İhracat yapılan başlıca ülkeler ABD, Fransa, Almanya ve İtalya’dır. İthalatın büyük bölümü makine ve ulaşım araçları, yarı işlenmiş mallar, gıda maddeleri ve kimyasal ürünlerden oluşur. İthalat içinde en büyük pay Fransa, Almanya ve İtalya’ya aittir.

Ulaşım.


Karayollarının toplam uzunluğu (1986) 81.648 km’yi bulur. Tel Atlasları yöresinde bakımlı ve gelişmiş bir karayolu ağı vardır. Sahra’ya da karayoluyla yolcu ve yük taşınır. Sahra’daki petrol kuyuları limanlara karayollarıyla bağlanır. Kara taşımacılığı, bir devlet kuruluşu olan Ulusal Kara Taşımacılığı Şirketi’nin (SNTR) elindedir.

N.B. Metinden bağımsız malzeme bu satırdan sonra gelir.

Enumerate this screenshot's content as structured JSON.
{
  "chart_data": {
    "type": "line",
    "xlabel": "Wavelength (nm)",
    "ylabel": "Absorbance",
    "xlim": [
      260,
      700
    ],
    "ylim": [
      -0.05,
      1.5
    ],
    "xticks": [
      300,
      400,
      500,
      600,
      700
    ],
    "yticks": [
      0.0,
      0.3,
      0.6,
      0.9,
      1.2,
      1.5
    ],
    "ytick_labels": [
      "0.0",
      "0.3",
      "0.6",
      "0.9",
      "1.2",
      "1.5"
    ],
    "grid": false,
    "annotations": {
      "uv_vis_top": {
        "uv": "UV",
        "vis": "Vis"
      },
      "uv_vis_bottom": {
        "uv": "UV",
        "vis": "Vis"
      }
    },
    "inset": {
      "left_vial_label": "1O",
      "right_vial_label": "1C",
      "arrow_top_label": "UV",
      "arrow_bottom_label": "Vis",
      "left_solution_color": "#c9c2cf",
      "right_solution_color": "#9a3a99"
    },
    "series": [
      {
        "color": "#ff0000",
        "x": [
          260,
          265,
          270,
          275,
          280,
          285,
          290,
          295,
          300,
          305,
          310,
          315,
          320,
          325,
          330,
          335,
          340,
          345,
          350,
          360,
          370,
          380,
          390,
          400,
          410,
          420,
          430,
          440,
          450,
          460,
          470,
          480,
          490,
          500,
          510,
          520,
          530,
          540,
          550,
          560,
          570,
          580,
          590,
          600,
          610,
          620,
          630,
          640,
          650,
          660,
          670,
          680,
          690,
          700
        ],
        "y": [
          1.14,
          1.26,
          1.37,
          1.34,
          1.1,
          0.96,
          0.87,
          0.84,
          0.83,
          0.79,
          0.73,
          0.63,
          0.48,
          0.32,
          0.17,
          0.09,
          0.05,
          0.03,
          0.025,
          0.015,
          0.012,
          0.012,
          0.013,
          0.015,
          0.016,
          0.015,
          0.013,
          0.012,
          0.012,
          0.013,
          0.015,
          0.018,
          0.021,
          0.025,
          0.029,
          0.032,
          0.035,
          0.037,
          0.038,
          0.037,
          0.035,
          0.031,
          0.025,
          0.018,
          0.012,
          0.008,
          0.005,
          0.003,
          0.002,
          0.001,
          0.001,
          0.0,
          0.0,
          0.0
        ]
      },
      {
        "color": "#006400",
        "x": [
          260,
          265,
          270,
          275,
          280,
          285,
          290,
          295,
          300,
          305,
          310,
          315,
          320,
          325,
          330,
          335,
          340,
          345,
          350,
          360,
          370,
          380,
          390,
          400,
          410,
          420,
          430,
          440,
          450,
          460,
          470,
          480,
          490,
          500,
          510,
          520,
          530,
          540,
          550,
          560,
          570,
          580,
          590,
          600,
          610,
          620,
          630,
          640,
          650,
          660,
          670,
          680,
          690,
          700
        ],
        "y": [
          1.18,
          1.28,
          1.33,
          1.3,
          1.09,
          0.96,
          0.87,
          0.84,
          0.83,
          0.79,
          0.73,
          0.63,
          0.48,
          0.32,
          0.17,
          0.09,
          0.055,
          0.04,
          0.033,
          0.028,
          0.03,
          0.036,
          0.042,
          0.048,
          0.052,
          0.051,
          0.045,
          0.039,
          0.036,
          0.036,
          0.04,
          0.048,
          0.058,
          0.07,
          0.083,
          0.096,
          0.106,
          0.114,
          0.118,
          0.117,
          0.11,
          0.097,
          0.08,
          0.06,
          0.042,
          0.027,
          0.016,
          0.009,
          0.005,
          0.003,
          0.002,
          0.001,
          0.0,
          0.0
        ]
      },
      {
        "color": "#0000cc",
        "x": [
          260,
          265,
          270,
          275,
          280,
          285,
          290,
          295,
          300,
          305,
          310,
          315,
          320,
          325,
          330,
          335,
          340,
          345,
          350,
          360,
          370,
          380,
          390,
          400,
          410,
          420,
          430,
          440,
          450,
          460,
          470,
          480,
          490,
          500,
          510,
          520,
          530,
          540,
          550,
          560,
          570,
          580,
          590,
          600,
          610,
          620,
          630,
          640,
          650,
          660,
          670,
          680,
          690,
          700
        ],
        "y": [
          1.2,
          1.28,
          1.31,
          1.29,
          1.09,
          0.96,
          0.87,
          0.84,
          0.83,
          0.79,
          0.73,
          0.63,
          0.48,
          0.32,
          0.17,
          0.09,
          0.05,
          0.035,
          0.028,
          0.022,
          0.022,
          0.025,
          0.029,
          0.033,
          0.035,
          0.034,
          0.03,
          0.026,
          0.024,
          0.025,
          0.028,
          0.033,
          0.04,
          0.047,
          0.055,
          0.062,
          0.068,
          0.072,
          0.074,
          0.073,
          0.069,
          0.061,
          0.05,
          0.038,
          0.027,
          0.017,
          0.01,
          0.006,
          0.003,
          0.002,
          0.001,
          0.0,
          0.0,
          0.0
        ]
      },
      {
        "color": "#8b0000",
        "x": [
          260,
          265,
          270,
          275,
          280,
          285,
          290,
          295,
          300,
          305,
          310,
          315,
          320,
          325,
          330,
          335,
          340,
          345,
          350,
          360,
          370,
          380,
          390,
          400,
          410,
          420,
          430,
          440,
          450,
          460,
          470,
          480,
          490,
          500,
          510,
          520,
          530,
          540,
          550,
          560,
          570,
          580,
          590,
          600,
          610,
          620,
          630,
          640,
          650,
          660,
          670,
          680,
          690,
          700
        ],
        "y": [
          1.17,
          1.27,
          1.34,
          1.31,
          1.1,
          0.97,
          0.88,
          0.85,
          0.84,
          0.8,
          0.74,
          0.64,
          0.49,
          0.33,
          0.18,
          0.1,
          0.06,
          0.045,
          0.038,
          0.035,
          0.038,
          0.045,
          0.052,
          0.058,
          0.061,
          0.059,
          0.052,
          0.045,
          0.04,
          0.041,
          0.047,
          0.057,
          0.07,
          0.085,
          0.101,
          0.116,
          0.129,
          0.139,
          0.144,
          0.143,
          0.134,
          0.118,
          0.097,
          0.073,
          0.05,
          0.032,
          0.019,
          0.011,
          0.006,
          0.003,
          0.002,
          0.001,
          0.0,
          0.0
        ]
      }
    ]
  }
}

Tunus sınırından Fas sınırına kadar uzanan ana demiryolu hattı, ara yan hatlarla önemli limanlara bağlanır. Ayrıca kıyı kesiminden içerideki bazı kentlere bağlanan hatlar da vardır. Demiryollarını Cezayir Ulusal Demiryolu Şirketi (SNCFA) işletir.
Ülkenin başlıca limanları Cezayir, Oran, Annaba, Arzev, Bicaye, Cicelli (Gazavet) ve Mosteganim’dir. Skikda’dan petrol ihraç edilir. 1982’de Cenden’de çelik ihracatı için bir liman yapımına başlanmıştır. Havayolu şirketi Air Algerie, devletten büyük mali destek görür. Cezayir Darü’l-Beyda Uluslararası Havaalanı, Avrupa ile Afrika’nın güney kesimi ve Amerika ile Doğu ülkeleri arasında sefer yapan uçakların başlıca duraklarından biridir.